14 Dans un petit van d’alfa rond, l’ourdisseuse a déposé une pelote de laine, qui va constituer la chaîne ; une ficelle, qui va retenir la cordelière à la poitrinière ; un peu de suie sur une pierre pour marquer la longueur du fil à tendre ; une baguette d’écartement, longue de 1,70 m ; une ou deux traverses (ensouples). L’ourdissage nécessite un large espace non dallé et un sol meuble pour enfouir les piquets, il s’effectue à l’extérieur du foyer. Sur la place du village ou dans la cour d’un quartier lignager, l’ourdisseuse plante un pieu de fer, qu’elle enfonce à coups de pierre. Sur l’un des fils de la cordelière inférieure, elle marque, avec la pierre enduite de suie, la longueur souhaitée pour la chaîne. Sur ce pieu, la cordelière inférieure est enroulée puis nouée à deux reprises. On fixe alors le second pieu à une distance déterminée par la largeur de la chaîne. On enroule et noue, comme précédemment, une cordelière synthétique sur le second pieu.
La cordelière
15 La cordelière inférieure est constituée de deux paquets de fils de laine roulés en torons et tenus à l’écart l’un de l’autre afin que le fil de chaîne s’y insère. Le croisement des paquets est assuré par la femme qui dirige l’ourdissage de la partie inférieure de la chaîne, la plus délicate. Afin que cette cordelière résiste à la manipulation des fils lors du tissage et au poids de la pièce tissée, l’ourdisseuse passe dessus, par un mouvement de va-et-vient, une herbe verte et humide « pour la renforcer », baš a idus. Les fils de chaîne sont alors disposés horizontalement.

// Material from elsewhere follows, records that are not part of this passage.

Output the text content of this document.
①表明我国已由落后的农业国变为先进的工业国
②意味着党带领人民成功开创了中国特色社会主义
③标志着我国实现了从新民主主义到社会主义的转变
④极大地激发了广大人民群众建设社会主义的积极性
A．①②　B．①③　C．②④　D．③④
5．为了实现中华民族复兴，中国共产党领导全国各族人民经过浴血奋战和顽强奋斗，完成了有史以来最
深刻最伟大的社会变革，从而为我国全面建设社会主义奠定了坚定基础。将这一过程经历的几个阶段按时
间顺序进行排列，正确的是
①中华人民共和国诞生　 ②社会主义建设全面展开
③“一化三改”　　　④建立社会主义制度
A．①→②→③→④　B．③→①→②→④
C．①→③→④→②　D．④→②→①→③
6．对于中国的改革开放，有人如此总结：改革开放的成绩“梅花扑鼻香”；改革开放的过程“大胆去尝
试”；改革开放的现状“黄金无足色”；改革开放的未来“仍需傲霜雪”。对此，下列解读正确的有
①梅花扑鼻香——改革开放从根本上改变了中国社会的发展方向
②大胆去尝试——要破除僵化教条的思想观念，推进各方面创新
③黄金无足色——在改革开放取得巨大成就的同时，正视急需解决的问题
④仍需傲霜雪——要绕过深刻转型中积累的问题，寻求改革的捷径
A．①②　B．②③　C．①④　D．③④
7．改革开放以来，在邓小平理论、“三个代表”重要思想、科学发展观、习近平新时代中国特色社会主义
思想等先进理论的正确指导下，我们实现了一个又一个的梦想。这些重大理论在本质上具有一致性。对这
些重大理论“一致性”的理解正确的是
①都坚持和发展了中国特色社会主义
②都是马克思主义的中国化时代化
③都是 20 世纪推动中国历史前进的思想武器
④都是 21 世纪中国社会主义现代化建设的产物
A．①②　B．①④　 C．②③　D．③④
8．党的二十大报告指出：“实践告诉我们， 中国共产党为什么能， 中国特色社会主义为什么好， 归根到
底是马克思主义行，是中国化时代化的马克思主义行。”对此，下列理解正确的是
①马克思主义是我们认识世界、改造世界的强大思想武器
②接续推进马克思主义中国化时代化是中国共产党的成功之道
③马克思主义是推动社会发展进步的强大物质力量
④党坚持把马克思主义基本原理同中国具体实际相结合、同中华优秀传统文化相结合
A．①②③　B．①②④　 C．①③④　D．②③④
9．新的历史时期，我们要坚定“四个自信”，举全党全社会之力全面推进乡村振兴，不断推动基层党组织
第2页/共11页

Sur le piquet de gauche, la seconde ouvrière assure l’ourdissage de la partie supérieure de la chaîne, qui sera reliée à l’ensouple enrouleuse, en retenant à chaque retour de la pelote, deux fils par-dessus lesquels elle fait passer anrzif avant de renvoyer la pelote de laine à sa compagne en chantant.
Montage de la chaîne (métier vertical sur cadre)
16 Au terme de l’ourdissage, après que l’extrémité de chaque cordelière ait été nouée (deux paquets de fils constituant tagrut et anrzif), on retire les piquets. À leur emplacement, on introduit soit deux baguettes d’écartement, soit directement les ensouples du métier à tisser, entre les nappes de la chaîne longue. Le passage de la baguette d’écartement entre les nappes est commandé par la hauteur de la chaîne. Pour une petite pièce (voile, taḍġart), cette opération a lieu chez la commanditaire, qui participe plus ou moins au tissage ; si la hauteur est importante (drapé ou lirette), l’opération se fait au lieu de l’ourdissage.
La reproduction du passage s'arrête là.